L 2 B 278/08 AS ER

Land
Sachsen-Anhalt
Sozialgericht
LSG Sachsen-Anhalt
Sachgebiet
Grundsicherung für Arbeitsuchende
Abteilung
2
1. Instanz
SG Magdeburg (SAN)
Aktenzeichen
S 7 AS 1312/08 ER
Datum
2. Instanz
LSG Sachsen-Anhalt
Aktenzeichen
L 2 B 278/08 AS ER
Datum
3. Instanz
Bundessozialgericht
Aktenzeichen
-
Datum
-
Kategorie
Beschluss
Leitsätze
Grundsicherungsleistungen-Vermögensberücksichtigung
Der Beschluss des Sozialgerichts Magdeburg vom 21. Mai 2008 wird abgeändert.
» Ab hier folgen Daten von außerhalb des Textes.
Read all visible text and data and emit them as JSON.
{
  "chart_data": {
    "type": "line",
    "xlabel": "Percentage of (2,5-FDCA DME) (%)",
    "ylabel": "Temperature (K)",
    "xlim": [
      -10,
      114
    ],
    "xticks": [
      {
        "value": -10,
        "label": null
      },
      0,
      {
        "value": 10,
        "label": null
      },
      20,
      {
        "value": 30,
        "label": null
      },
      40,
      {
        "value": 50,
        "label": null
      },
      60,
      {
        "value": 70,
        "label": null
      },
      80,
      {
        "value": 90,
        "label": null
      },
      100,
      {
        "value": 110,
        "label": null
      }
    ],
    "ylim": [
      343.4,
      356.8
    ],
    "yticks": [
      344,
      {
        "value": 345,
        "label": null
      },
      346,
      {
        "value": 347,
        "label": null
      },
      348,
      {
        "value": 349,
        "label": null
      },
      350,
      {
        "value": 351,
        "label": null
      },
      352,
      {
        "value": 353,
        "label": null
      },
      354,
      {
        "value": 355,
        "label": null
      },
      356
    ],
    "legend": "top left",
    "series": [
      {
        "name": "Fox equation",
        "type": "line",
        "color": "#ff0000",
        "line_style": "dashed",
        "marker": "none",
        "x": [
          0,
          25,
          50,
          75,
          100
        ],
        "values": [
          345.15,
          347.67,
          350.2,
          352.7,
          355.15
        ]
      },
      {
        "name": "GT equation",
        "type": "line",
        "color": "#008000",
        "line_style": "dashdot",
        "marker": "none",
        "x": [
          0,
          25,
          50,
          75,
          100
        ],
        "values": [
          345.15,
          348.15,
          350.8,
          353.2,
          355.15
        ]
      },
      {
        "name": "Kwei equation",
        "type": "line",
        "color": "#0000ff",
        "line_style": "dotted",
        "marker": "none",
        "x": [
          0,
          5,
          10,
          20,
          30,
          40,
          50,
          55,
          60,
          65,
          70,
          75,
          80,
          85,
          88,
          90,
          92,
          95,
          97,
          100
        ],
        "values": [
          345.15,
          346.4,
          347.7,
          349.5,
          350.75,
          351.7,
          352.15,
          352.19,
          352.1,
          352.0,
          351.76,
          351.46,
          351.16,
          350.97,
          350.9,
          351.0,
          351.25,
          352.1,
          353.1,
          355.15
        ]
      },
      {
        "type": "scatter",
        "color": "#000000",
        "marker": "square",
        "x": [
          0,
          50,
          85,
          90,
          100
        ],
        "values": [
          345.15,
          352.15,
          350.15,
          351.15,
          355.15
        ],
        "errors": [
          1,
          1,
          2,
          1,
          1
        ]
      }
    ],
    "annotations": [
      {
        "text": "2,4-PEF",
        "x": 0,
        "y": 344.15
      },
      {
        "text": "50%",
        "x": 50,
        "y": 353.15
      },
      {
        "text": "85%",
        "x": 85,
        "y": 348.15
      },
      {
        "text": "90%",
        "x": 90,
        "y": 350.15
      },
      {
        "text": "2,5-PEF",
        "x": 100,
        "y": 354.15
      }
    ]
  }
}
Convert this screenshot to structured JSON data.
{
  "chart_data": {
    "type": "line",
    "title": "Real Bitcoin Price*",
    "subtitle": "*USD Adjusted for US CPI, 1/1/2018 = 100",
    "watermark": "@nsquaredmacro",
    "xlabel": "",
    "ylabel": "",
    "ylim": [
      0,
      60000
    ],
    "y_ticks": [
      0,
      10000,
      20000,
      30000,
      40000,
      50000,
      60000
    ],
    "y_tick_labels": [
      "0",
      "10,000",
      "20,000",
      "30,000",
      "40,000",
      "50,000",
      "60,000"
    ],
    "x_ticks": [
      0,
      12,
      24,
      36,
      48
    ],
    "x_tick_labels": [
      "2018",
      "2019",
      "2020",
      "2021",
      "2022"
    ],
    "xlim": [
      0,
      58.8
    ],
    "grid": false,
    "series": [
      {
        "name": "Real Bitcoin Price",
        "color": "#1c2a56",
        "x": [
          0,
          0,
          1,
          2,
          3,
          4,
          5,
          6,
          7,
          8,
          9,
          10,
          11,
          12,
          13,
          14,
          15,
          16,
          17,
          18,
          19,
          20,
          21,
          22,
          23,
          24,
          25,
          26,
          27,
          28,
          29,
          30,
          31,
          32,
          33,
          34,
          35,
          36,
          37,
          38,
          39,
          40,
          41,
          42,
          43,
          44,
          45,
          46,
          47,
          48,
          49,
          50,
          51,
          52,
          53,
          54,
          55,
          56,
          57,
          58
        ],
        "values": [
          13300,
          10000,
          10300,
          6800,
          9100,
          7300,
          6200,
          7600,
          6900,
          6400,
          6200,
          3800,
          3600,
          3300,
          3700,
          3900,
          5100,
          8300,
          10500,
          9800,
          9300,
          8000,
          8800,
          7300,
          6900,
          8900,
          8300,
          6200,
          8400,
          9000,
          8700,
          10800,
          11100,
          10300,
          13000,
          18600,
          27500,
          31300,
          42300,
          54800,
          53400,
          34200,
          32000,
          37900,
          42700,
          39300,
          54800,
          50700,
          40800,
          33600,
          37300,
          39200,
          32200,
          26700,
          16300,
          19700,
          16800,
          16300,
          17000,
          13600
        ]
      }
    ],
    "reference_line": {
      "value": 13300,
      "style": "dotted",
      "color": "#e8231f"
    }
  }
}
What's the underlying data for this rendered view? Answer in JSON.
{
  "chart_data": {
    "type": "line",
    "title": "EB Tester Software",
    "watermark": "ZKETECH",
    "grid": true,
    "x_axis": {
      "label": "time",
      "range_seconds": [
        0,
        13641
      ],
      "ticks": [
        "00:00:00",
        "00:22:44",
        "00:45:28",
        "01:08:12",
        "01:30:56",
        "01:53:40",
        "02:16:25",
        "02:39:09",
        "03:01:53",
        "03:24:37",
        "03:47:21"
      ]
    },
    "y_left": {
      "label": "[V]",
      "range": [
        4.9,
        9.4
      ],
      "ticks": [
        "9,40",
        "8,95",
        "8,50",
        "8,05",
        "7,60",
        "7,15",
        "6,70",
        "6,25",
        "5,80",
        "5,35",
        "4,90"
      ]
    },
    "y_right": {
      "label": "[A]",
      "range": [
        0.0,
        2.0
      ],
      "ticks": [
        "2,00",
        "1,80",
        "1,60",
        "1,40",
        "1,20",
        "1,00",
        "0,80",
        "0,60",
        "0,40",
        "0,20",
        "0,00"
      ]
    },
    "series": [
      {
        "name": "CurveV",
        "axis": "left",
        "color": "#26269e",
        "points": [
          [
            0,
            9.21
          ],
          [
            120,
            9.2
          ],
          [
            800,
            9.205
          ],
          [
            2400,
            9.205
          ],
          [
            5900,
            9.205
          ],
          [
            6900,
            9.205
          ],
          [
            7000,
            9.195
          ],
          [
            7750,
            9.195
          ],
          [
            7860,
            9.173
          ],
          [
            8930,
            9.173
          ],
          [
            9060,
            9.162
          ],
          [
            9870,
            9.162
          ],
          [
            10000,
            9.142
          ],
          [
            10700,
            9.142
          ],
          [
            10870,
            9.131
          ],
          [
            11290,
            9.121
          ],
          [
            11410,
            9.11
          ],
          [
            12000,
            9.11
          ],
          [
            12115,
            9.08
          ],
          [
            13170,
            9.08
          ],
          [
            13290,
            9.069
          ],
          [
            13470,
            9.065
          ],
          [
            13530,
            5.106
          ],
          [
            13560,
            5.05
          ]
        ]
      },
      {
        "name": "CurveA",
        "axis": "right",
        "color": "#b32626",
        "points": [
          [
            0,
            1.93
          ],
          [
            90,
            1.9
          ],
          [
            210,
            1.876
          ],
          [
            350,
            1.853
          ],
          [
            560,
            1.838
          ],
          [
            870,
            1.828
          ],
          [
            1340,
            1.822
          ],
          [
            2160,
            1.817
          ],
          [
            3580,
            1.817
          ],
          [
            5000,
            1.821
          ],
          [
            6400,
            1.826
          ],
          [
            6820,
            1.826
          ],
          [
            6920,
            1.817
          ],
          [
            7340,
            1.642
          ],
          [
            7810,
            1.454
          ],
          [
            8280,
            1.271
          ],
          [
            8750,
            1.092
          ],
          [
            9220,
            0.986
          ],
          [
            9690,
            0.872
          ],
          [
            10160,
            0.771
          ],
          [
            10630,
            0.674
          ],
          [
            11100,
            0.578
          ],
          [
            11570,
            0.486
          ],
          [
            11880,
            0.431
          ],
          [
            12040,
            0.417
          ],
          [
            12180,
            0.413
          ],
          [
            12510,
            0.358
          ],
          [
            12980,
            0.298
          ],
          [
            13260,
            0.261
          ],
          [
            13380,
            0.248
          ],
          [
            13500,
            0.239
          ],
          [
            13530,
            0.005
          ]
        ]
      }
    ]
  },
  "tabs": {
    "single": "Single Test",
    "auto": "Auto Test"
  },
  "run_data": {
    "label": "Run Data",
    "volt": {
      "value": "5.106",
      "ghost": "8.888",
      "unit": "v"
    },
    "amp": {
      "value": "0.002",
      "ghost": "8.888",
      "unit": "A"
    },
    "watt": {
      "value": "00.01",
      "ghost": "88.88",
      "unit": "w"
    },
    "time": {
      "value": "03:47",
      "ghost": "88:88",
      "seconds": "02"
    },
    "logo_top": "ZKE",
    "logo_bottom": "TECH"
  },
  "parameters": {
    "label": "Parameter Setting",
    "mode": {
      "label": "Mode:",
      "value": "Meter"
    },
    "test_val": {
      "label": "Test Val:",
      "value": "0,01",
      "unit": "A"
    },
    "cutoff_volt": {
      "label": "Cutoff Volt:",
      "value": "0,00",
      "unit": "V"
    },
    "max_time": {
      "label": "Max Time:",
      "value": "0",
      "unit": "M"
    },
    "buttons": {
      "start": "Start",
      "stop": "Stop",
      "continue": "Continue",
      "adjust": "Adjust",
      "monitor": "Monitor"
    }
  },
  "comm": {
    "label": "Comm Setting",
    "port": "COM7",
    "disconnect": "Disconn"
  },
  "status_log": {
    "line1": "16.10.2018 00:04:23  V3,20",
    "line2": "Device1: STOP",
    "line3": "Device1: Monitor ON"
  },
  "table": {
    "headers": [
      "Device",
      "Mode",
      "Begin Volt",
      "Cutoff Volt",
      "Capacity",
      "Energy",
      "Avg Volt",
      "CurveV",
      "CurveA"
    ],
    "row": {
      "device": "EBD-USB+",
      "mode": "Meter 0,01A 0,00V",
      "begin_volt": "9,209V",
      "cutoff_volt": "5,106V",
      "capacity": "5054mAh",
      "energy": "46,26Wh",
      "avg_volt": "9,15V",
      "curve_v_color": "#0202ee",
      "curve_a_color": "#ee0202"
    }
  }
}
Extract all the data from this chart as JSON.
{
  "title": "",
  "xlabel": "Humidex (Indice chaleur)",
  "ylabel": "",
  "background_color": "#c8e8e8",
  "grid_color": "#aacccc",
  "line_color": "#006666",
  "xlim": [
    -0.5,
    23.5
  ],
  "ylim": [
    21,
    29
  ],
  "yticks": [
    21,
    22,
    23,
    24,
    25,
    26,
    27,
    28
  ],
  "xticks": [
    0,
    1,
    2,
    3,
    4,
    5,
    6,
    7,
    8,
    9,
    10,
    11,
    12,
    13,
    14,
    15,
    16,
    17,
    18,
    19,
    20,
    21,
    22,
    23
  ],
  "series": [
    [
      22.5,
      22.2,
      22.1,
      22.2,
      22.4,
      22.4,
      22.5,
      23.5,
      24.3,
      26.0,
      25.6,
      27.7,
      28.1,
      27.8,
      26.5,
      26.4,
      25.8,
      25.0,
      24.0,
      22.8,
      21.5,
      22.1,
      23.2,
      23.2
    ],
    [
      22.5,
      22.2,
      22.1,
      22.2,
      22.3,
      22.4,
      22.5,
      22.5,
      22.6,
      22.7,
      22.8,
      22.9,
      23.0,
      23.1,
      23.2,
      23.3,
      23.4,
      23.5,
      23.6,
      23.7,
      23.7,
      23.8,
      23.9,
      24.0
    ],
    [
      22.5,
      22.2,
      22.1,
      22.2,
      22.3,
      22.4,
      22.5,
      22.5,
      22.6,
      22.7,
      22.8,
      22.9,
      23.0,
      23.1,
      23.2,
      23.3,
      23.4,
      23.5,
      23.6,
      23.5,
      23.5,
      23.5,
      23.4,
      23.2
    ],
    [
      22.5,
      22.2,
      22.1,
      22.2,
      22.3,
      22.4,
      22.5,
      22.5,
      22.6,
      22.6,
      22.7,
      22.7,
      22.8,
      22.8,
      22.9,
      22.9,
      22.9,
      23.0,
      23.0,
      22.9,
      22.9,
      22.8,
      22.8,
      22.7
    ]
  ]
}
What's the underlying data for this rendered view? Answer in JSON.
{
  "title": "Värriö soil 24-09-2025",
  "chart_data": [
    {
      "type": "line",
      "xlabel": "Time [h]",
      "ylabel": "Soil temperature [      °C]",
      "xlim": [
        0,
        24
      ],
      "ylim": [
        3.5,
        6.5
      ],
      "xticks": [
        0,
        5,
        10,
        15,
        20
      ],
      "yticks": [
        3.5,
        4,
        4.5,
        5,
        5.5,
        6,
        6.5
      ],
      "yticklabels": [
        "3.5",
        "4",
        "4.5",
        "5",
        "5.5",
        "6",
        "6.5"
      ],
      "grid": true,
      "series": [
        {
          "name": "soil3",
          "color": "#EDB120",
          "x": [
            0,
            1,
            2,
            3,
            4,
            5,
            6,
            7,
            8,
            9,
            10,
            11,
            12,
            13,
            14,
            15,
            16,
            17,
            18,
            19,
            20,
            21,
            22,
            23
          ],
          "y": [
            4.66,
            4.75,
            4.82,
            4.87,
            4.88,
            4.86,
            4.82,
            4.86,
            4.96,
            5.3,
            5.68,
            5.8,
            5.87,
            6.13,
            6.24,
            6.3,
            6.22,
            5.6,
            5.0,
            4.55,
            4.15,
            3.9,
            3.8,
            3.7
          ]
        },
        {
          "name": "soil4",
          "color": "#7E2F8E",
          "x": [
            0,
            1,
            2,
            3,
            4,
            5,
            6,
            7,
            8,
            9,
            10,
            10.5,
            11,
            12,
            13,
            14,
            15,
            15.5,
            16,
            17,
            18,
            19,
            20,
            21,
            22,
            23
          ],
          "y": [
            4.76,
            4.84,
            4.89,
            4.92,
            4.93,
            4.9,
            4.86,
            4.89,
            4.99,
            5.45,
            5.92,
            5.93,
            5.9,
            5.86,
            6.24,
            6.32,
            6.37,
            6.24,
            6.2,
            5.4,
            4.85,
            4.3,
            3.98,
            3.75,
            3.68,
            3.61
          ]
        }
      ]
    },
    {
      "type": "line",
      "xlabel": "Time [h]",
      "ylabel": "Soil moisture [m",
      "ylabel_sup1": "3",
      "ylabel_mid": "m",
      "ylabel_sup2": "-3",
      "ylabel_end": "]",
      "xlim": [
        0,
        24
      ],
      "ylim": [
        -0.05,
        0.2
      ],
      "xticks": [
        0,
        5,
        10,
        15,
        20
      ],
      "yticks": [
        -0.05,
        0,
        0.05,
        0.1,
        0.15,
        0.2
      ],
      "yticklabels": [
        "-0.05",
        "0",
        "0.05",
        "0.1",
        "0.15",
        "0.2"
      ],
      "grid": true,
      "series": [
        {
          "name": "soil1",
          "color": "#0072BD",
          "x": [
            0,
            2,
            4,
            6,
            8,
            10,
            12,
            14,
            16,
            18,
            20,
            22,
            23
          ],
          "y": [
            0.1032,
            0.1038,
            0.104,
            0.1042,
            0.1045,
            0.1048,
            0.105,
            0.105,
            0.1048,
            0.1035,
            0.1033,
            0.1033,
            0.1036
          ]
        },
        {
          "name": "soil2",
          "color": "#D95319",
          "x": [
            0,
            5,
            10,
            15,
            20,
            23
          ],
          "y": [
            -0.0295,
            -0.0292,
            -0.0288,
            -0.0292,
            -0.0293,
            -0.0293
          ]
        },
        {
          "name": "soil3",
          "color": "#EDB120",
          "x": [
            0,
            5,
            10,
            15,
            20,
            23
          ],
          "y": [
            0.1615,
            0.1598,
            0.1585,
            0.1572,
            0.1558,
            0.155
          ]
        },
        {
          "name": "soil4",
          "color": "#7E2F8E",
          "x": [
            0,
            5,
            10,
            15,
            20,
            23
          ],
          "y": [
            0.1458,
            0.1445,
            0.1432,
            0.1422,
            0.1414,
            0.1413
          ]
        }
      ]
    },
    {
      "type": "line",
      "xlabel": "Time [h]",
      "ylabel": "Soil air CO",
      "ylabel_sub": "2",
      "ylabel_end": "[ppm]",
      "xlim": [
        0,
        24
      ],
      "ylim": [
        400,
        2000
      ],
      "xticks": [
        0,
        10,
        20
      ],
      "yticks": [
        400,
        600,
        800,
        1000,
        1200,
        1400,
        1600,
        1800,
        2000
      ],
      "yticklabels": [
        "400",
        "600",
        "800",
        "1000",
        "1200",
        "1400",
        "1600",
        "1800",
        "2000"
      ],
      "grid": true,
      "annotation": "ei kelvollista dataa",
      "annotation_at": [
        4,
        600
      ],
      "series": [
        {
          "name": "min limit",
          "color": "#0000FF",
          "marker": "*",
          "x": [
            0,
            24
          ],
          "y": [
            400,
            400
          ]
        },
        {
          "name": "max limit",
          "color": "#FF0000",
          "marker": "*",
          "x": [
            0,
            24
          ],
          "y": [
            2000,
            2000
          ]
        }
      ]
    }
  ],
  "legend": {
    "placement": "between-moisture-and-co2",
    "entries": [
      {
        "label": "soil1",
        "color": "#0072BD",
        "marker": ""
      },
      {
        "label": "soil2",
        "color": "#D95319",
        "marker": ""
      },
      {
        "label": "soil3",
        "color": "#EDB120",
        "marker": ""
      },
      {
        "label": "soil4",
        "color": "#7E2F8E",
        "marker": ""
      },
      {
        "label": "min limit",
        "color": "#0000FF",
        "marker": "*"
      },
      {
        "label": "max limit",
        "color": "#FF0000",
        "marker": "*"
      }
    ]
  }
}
Die Antragsgegnerin wird verpflichtet, dem Antragsteller vorläufig für die Zeit vom 13. Mai 2008 bis 31. März 2009 monatliche Leistungen zur Sicherung des Lebensunterhaltes i.H.v. 330,00 EUR zu zahlen. Im Übrigen wird die Beschwerde zurückgewiesen. Die Antragsgegnerin hat dem Antragsteller ¾ der ihm entstandenen notwendigen außergerichtlichen Kosten zu erstatten.

Gründe:

I.

Der Antragsteller begehrt im Wege eines Verfahrens des einstweiligen Rechtsschutzes von der Antragsgegnerin Leistungen zur Sicherung des Lebensunterhaltes nach dem Zweiten Buch des Sozialgesetzbuches – Grundsicherung für Arbeitsuchende (SGB II) ab 1. Mai 2008.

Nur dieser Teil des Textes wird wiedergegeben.